4Ts are about solving problems that were created by previous 4Ts’ solutions. Clearly, the entitlement state and unsustainable programs is one that needs to be solved this time around. But also government’s role in our lives, our place in the world (empire, intervention). And the overall issue of sustainability of the global economy, of the very relationships wrought by “globalization” that have us depending on other countries’ resources and markets.

4Ts are never completed without some kind of Total War, where everyone needs to choose sides. AWD does a great job of outlining how the world’s financial system, now inextricably interconnected, cannot be sustained and must collapse. All wars are economic in nature; it’s entirely plausible that the collapse of global markets will result in some kind of warfare, where national boundaries are redefined, millions die or are displaced and the world is left looking very different than it did at the beginning.

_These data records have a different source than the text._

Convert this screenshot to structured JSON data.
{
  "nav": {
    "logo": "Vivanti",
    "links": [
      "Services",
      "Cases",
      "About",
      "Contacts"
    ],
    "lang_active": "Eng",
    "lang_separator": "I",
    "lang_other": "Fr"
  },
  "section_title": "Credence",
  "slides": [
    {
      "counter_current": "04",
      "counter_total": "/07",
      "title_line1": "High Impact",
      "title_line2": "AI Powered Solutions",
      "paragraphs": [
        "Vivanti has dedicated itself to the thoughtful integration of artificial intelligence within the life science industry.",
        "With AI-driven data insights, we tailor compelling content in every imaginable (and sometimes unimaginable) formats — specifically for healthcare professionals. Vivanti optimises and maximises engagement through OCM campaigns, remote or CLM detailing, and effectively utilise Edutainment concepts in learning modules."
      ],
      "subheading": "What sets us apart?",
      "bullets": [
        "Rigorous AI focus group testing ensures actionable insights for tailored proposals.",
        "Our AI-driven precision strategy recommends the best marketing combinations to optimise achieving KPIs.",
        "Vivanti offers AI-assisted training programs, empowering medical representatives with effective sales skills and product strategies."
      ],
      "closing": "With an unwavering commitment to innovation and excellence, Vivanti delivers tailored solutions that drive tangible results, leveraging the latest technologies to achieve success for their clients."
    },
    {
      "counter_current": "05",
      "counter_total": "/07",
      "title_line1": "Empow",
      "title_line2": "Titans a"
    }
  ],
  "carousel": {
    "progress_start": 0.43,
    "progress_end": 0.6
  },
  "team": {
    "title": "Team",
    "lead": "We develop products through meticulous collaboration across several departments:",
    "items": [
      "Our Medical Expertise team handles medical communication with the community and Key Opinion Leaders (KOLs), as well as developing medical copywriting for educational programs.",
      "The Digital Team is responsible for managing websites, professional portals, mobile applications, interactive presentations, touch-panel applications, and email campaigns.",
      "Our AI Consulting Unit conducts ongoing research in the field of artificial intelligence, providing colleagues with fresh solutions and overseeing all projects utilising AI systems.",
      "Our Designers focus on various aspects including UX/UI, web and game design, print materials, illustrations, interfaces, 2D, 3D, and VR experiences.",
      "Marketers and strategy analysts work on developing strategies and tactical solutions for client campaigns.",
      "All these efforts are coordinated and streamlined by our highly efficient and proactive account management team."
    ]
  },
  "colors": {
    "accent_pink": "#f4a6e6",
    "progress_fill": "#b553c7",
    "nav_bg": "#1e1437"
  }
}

Whatever happens, 4Ts are never predictable and, while they “rhyme” with previous ones, nothing ever replicates. Those that survive are those that can best adapt to the new paradigm, including new ways of thinking.

Something we should all keep in mind as we progress through this one, even though it’s one of the most difficult things to do.

juan not john
juan not john
May 3, 2013 1:06 pm

Stucky says:

“But I do know this;

Blacks —————— 96% voted for President Oreo
Hispanics ————– 72%”

that is an MSM story that does not make sense to me, hispanics did not figure in the ’08 election but suddenly come out in droves to vote for the deporter in chief? my take is that the acorn story was not going away so they had to change the storyline, hispanics tipped the scales, yeah, right. next they’ll wash their hands claiming we voted for nixon in ’72.

Stucky
Stucky
May 4, 2013 9:05 am

juan not john

Facts are facts.

===========

(CNN) — The sleeping giant has awoken: Latinos not only helped Obama win in key battleground states, but they made up 10% of the electorate for the first time ever.

Latinos, the fastest growing minority, making up 16% of the nation’s population, made their mark on election night as they voted for President Barack Obama over Republican Mitt Romney 71% to 27%, a lower percentage than Republican candidates have received in in the last three elections.

At 27% this year, Romney’s Latino support is dramatically lower than former President George W. Bush’s support in 2004, which was 44%, and Arizona Sen. John McCain’s 31% in 2008, according to exit polls. The lowest percentage of Latino voters won by a Republican was in 1996, when Bob Dole garnered only 21% of Latinos compared with then-President Bill Clinton’s record 72%.

In 2008, Obama received 67% of the Latino vote. Latinos made up 9% of the electorate in 2008 with 19.5 million people eligible to vote. Today, there are nearly 24 million Hispanics eligible to vote. The number of registered Latinos has increased by 26% in the last four years to 12.2 million, according a report by the National Association of Latino Elected and Appointed Officials.

“It’s something we saw coming and have seen happen for a numbers of years now. Hispanics are increasing their share of their electorate,” said Mark Hugo Lopez, associate director of the Pew Hispanic Center. “That number has been growing for a number of election cycles, and it’s going to continue to grow moving forward.”